32% of the mouse genome consists of lineage specific sequences compared with only 24% in humans. There has, therefore, been more transposon derived DNA added to the mouse genome than to the human genome since divergence.
22% of the entire human genome consists of ancestral repeats whereas only 5% of the mouse genome has recognisable ancestral repeats – the reason seems to be because mouse mutates faster and thus the ancestral repeats that can be recognised in the human genome reach back further in time than those that can be recognised in the mouse genome.

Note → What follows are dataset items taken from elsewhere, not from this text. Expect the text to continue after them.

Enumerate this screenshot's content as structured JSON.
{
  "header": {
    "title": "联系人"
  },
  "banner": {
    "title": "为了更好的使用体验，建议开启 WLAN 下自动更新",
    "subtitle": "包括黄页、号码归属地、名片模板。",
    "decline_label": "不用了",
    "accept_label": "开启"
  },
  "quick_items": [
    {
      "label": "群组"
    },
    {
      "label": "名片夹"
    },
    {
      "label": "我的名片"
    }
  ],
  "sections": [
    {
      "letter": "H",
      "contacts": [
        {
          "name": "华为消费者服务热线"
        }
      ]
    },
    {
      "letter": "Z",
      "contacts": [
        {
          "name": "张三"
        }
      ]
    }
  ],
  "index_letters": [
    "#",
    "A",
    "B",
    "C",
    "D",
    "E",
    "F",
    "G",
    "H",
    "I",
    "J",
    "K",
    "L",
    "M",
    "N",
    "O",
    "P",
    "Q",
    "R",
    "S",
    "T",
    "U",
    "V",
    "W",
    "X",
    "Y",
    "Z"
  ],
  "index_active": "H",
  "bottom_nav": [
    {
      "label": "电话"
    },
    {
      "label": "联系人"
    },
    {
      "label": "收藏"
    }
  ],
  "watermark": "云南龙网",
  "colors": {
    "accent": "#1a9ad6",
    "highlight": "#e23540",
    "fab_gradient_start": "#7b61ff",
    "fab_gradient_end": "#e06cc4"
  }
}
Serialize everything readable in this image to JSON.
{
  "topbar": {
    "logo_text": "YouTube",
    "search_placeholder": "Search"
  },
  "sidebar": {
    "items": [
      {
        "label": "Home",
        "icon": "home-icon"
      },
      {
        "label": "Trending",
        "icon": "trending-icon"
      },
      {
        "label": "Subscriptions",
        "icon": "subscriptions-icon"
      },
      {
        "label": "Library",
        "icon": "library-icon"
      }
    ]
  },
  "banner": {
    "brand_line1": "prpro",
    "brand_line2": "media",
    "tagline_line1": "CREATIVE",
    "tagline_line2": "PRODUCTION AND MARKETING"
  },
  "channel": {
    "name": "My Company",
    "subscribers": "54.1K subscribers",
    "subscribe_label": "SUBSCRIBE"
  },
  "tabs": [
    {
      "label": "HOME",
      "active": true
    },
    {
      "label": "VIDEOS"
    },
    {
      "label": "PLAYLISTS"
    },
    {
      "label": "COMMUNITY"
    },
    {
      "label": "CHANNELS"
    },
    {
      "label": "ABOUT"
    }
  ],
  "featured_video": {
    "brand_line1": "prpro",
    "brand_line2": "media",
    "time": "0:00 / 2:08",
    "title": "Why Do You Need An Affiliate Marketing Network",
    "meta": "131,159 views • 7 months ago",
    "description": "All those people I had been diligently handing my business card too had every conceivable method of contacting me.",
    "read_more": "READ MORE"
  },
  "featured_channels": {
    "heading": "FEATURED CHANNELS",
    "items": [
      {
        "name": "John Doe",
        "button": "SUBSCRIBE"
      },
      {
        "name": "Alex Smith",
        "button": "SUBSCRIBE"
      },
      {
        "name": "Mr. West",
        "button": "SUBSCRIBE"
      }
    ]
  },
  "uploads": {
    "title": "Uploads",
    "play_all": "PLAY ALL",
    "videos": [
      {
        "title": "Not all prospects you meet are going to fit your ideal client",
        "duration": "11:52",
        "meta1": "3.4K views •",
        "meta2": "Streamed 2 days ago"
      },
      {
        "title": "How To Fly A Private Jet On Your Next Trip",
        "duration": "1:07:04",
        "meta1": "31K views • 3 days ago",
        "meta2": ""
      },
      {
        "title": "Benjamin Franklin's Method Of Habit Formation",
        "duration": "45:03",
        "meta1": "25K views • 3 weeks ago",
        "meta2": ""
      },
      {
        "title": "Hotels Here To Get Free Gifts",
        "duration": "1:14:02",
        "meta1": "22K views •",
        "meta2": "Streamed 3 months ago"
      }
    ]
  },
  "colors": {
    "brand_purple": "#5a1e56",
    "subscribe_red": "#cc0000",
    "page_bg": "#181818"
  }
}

Since individual ancestral repeats have, by definition, been diverging for an identical period of time in the two lineages, they are a powerful way to measure mutation rate. The data indicates an average two fold faster mutation rate in mouse than in human (on a time rather than a generational basis - ie twice as fast as measured in years as opposed to generations). The least diverged ancestral repeats (ie those that were inserted into the genome just before divergence) show 0.17 substitutions per site in human and 0.34 substitutions per site in mouse. Using 75 million years for the date of divergence gives a neutral rate for humans 2.2x10-9 per year or 4 x 10-8 per generation (or about 120 substitutions per individual across the 3 billion nucleotides in the human genome. That means that each of us has on average about two mutations in an active protein coding gene compared with our parents and that there are therefore several billion mutations in active genes in the world population. Contrary to creationist claims there are more than enough mutations occurring - and fixing - in the genomes to explain the observed rate of evolution and the differences between the species). Mouse rate is 4.5x10-9. Note these are averages over 75My. Data from more recent divergence (mouse/rat and human/gibbon) indicate a much higher current rate (about 5 times that of human) for mouse.
By looking at the dates of insertion of different types of repeat (as determined by their difference from the consensus or original sequence) we can understand the rate of insertion of transposons into the genomes. The rate has remained quite constant in mouse but in human it increased to a peak at 40My and dropped to a relatively very low figure since then.
Another interesting thing to consider is where the sequences appear in the genome. In the case of SINES, a very interesting phenomenon is observed. The SINE sequence families active in mouse and human are actually different: Alu in humans and B1, B2, ID and B4 in mouse . However they accumulate in the same places in the human and mouse genome, probably indicating that the two genomes tolerate the insertion of SINES in the same places.
The four homeobox clusters in mouse and man are by far the most repeat poor part of the genome, supporting the concept that the fundamental developmental function of these clusters cannot tolerate much change. Other 100Kb repeat-poor regions in human are also repeat-poor in mouse and this could lead us to identify areas of the genome that contain fundamental developmental or regulatory codes. Other repeat-poor regions are also correlated between mouse and man and many of these are single genes. The reason for the paucity of repeat sequences in functionally critical regions is that repeat sequences are inserted into the genome over millions of years and selection does not tolerate disruption in these parts of the genome.
LINE elements accumulate more densely on sex chromosomes in mouse and man. There are twice as many LINES on the Y chromosome of both species compared with their autosomes. Since the Y chromosome is so gene poor, it would tolerate more insertions and it is of course unable to purge deleterious mutations by recombination.
There are four times more simple sequence repeats (caused by slippage during DNA replication) in mouse than man. The reason is not understood (but it is my view is that it can be explained by the greater number of generations in mice since divergence and so the more opportunities for errors in meiotic duplication to accumulate).